Ich habe letzten Samstag eine Reise nach London für 3Personen incl. Flug über Opodo gebucht. Nachdem ich meine Kreditkartendaten eingegeben und auf Abschließen gedrückt habe erschien auf meinem iPad ein Wartezeichen in Form eines rotierenden Kreises. Nach über einer Viertelstunde war immer noch dieser rotierende Kreis zu sehen und ich habe den Vorgang abgebrochen. Ich glaubte an ein Problem mit meiner Kreditkarte und habe die gleiche Reise mit der Kreditkarte meiner Frau nochmals gebucht. Jetzt ging das Signal auch schnell durch und ich erhielt eine Bestätigungsmail. Am nächsten Morgen hatte ich dann eine Mail von Opodo, daß die Fluggesellschaft meine Buchung ablehnt da ich 2mal gebucht hätte. Ich habe dann sofort Opodo kontaktiert, die mir auch zusicherten mir zu helfen. Wieder einen Tag später bekam ich eine Mail, daß das Hotel bestätigt sein. Wieder Opodo kontaktiert, aber ohne Ergebnis da 2mal weggedrückt. Habe dann das Hotel direkt angerufen mit dem Ergebnis, daß diese Buchung nur von Opodo zu stornieren sei. Jetzt eben wieder Opodo kontaktiert und erhalte die Nachricht Hotel wäre nicht zu stornieren und ich müßte die 1045€ bezahlen, wohlgemerkt ich fahre sowieso in das Hotel, es geht lediglich um eine eindeutige Doppelbuchung im April.
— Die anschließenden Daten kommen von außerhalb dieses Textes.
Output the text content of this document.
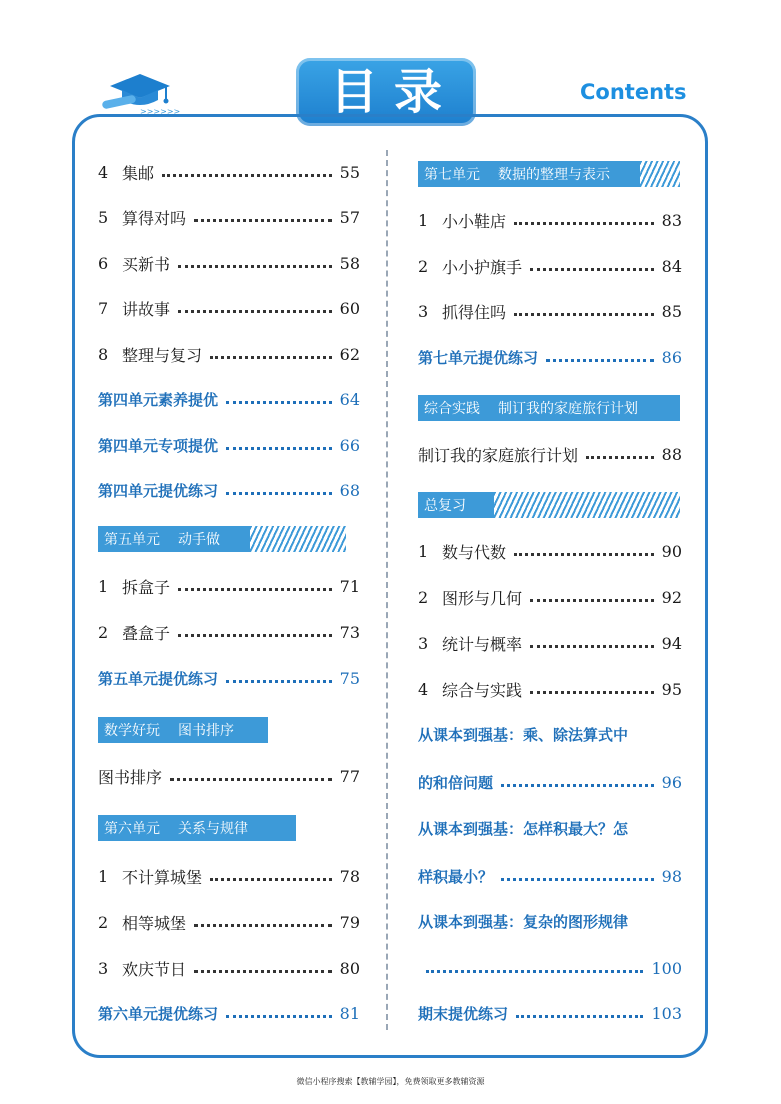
>>>>>>	目录	Contents
4 集邮	55
5 算得对吗	57
6 买新书	58
7 讲故事	60
8 整理与复习	62
第四单元素养提优	64
第四单元专项提优	66
第四单元提优练习	68
第五单元 动手做
1 拆盒子	71
2 叠盒子	73
第五单元提优练习	75
数学好玩 图书排序
图书排序	77
第六单元 关系与规律
1 不计算城堡	78
2 相等城堡	79
3 欢庆节日	80
第六单元提优练习	81
第七单元 数据的整理与表示
1 小小鞋店	83
2 小小护旗手	84
3 抓得住吗	85
第七单元提优练习	86
综合实践 制订我的家庭旅行计划
制订我的家庭旅行计划	88
总复习
1 数与代数	90
2 图形与几何	92
3 统计与概率	94
4 综合与实践	95
从课本到强基：乘、除法算式中
的和倍问题	96
从课本到强基：怎样积最大？怎
样积最小？	98
从课本到强基：复杂的图形规律
100
期末提优练习	103
微信小程序搜索【教辅学园】，免费领取更多教辅资源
Hat jemand eine Ahnung wie ich doch noch rechtlich abgesichert stornieren kann oder muß ich in den sauren Apfel beißen?
 
Oh weh...
Ich habe gerade eine längere Odyssee mit Opodo anlässlich meines Teneriffa Urlaubs im letzten Dezember hinter mich gebracht.
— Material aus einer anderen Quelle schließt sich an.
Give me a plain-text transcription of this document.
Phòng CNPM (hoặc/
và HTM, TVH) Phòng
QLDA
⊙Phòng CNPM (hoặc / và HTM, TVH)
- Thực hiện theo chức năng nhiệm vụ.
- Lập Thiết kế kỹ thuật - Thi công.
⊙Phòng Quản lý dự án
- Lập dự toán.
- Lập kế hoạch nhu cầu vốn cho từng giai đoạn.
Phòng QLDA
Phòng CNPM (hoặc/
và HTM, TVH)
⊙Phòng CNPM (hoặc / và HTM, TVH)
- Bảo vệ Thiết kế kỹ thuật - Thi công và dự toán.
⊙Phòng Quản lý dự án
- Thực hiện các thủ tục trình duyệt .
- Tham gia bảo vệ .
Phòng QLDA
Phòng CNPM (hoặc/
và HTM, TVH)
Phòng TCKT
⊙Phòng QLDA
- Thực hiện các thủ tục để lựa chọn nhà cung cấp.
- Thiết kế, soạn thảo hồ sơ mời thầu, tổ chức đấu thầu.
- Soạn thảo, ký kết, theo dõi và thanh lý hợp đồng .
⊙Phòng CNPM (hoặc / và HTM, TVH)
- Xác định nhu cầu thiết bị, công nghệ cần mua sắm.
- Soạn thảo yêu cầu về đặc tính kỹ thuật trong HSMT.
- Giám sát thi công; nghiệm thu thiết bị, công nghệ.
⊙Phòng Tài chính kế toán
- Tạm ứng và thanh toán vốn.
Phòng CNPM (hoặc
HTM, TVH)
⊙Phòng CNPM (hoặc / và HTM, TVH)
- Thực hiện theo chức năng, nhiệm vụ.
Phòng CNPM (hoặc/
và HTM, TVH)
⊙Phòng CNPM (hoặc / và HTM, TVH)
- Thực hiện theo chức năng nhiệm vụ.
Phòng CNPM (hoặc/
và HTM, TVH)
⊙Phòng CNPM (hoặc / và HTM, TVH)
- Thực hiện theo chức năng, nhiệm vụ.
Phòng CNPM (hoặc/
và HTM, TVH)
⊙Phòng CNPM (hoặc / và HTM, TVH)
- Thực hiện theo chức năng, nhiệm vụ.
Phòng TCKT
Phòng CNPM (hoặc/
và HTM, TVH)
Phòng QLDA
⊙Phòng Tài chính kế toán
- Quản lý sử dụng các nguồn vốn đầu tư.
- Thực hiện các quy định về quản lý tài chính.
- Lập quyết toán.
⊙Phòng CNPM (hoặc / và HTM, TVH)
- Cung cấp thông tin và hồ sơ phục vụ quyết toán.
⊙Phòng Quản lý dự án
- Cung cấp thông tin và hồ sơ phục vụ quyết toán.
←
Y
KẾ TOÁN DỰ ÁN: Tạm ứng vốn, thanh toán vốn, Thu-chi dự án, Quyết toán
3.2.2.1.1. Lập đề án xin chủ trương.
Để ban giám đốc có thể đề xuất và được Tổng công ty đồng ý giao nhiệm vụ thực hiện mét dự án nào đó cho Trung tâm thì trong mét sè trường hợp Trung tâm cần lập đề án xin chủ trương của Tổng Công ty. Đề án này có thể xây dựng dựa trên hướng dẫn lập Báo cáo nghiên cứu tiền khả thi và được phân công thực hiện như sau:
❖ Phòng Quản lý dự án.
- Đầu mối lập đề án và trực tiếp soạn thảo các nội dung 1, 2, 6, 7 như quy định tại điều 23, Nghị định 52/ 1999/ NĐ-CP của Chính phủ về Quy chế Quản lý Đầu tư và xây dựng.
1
Die Hotline wird dir nicht helfen. Wenn sie überhaupt versteht was du von ihr willst.
Am Ende fruchtete bei mir eine öffentliche Beschwerde bei Trustpilot.
Lies mal die negativen Beiträge dort. Und lies auch mal die positiven und schau ob dir was auffällt...
Opodo war meine negativste Erfahrung seit ich überhaupt das Internet für irgendetwas nutze...
 
Opodo, 1-2-3-Fly und wie sie alle heißen haben fahren alle die gleiche Linie. Meist werden bei Hotels und Fluglinien die preiswertesten Tickets eingekauft und diese sind eben nicht stornierbar. Da heißt gebucht ist gebucht. Ich habe das vor Jahren auch erlebt. Da half nur die Reiserücktrittsversicherung. Seit dem buche ich wenn möglich ohne diese Portale. Wenn etwas schief läuft, beginnt der Ärger und meistens zahlt der Kunde dafür.
 
Oh je, das hört sich ja alles nicht gut an.
Es gibt zwar einen Hoffnungsschimmer, aber der ist nur ganz gering.
 
Urteil hin oder her...
Das größere Problem sehe ich darin, bei Opodo jemanden zu erwischen der dir das Geld zurück zahlen kann.
Die Hotline kann es nämlich nicht...

Die Kreditkartenfirma zu überzeugen dass Geld zurück zu buchen wird auch nicht ganz einfach sein.
Die werden auch auf Opodo verweisen...
 
Oh je, das hört sich ja alles nicht gut an.
Es gibt zwar einen Hoffnungsschimmer, aber der ist nur ganz gering.
ich denke das Urteil bezieht sich auf eine Pauschalreise . Dürfte ja in diesem Fall auch sein oder waren es einzelne Bausteine?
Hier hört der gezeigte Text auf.